Les patients de Cusco ne sont pas toujours des nécessiteux. L'affaire de l'arbitrage litigieux Adidas-Crédit lyonnais a donné lieu à un véritable défilé pouvant laisser penser pour certains qu'il s'agissait de manoeuvres dilatoires, les auditions étant bien moins aisées dans ce cadre. Outre le vieux magistrat Pierre Estoup, 87 ans – l'un des juges du tribunal arbitral impliqués dans l'affaire –, Bernard Tapie a fait un séjour à Cusco au motif d'une « pathologie pulmonaire chronique ». Le juge d'instruction, installé à une petite table, était venu trouver l'homme d'affaires pour évoquer les millions d'euros de la décision arbitrale et lui signifier sa mise en examen. Bernard Tapie était pieds nus, vêtu d'un simple pyjama vert d'hôpital. Une scène grotesque.
« IL ARRIVE QUE NOUS REFUSIONS DES GENS, NOTAMMENT DANS DES PROCÉDURES CONDUITES PAR LA BRIGADE FINANCIÈRE. » DR REY-SALMON
Autre acteur du dossier, Jean Bruneau, 86 ans, entendu lui aussi à Cusco, avait dénoncé, par l'intermédiaire de ses avocats, l'indignité des conditions de détention, sa nuisette ne couvrant pas suffisamment son intimité pendant l'interrogatoire.
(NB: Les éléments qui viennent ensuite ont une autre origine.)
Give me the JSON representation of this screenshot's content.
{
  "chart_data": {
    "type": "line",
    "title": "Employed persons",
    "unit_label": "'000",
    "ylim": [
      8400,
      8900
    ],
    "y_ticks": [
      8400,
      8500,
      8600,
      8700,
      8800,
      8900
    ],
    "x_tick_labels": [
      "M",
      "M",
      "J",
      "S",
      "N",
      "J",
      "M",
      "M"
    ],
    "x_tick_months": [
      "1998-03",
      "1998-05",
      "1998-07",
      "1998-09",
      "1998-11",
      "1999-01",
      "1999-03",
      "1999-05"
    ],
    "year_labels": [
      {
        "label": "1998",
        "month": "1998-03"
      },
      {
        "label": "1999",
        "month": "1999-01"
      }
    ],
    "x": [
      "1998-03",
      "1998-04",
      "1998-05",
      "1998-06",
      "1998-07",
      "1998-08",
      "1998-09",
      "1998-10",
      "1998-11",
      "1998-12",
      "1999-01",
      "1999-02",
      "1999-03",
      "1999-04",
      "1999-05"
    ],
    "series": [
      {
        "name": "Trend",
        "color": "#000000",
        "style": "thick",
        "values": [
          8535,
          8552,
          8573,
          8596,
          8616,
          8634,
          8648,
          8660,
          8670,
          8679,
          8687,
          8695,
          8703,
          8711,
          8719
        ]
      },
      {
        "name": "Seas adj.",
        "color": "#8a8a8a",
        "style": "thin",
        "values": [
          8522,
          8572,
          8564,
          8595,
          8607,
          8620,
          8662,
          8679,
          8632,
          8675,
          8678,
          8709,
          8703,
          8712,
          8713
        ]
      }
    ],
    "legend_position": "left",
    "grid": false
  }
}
Stéphane Richard, le patron d'Orange, mis en examen dans cette affaire, a également été hospitalisé à l'unité médico-judiciaire après avoir présenté, en début d'audition, un certificat médical indiquant qu'il souffrait d'une« arythmie cardiaque ». Un « malaise » d'abord évoqué par la presse avait mis le feu à la communication d'Orange, où l'on s'était empressé de souligner que, malgré son admission à Cusco, il n'y avait rien de grave.
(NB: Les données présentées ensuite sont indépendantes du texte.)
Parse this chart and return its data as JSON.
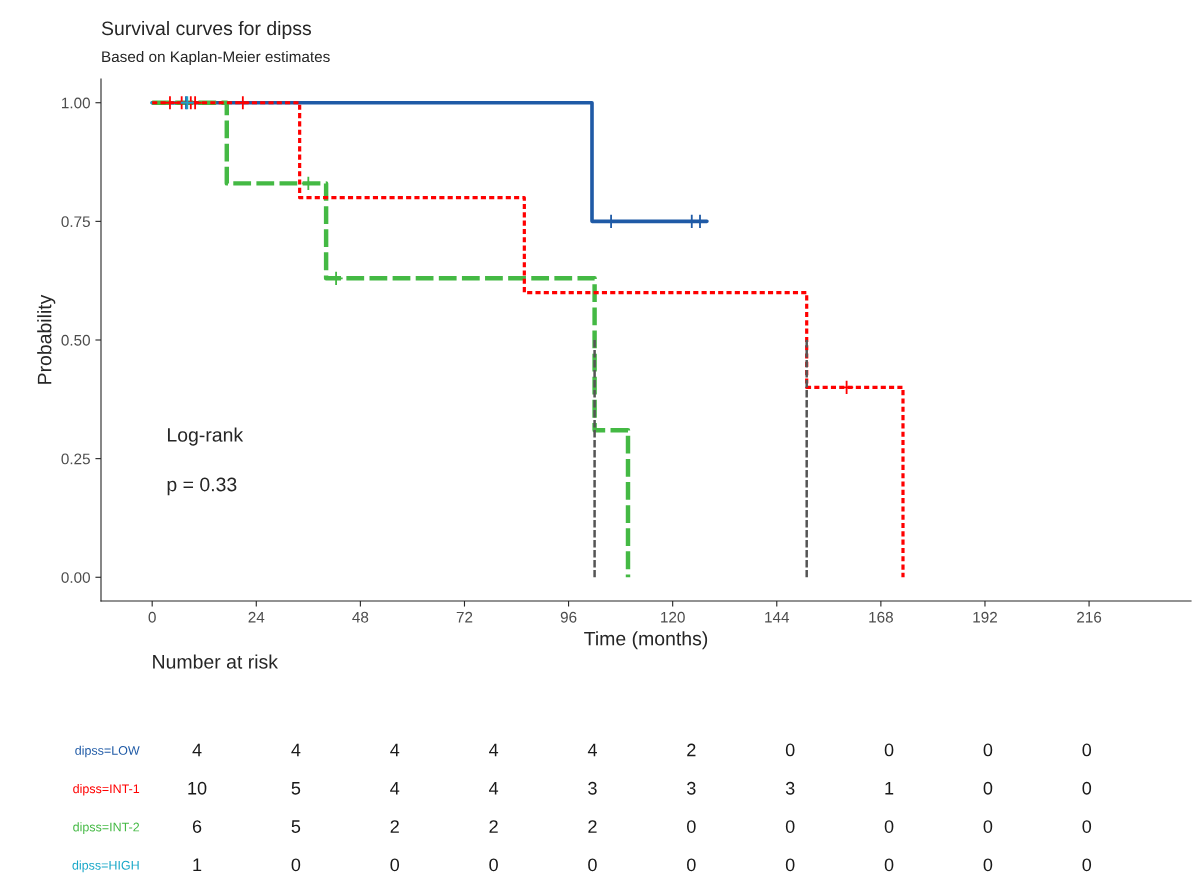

« Il arrive que nous refusions des gens, notamment dans des procédures conduites par la brigade financière », note le docteur Rey-Salmon, évoquant à demi-mots des dossiers politico-financiers où certains auraient des envies de garde à vue un peu plus douce. Car malgré le professionnalisme des équipes d'encadrement, ce que la justice perd en solennité à Cusco, la police le perd en efficacité, l'avocat en liberté et la médecine en intimité. Comme un large compromis entre des professions réunies autour d'un homme dont on ne sait plus bien s'il est justiciable, patient, client ou suspect.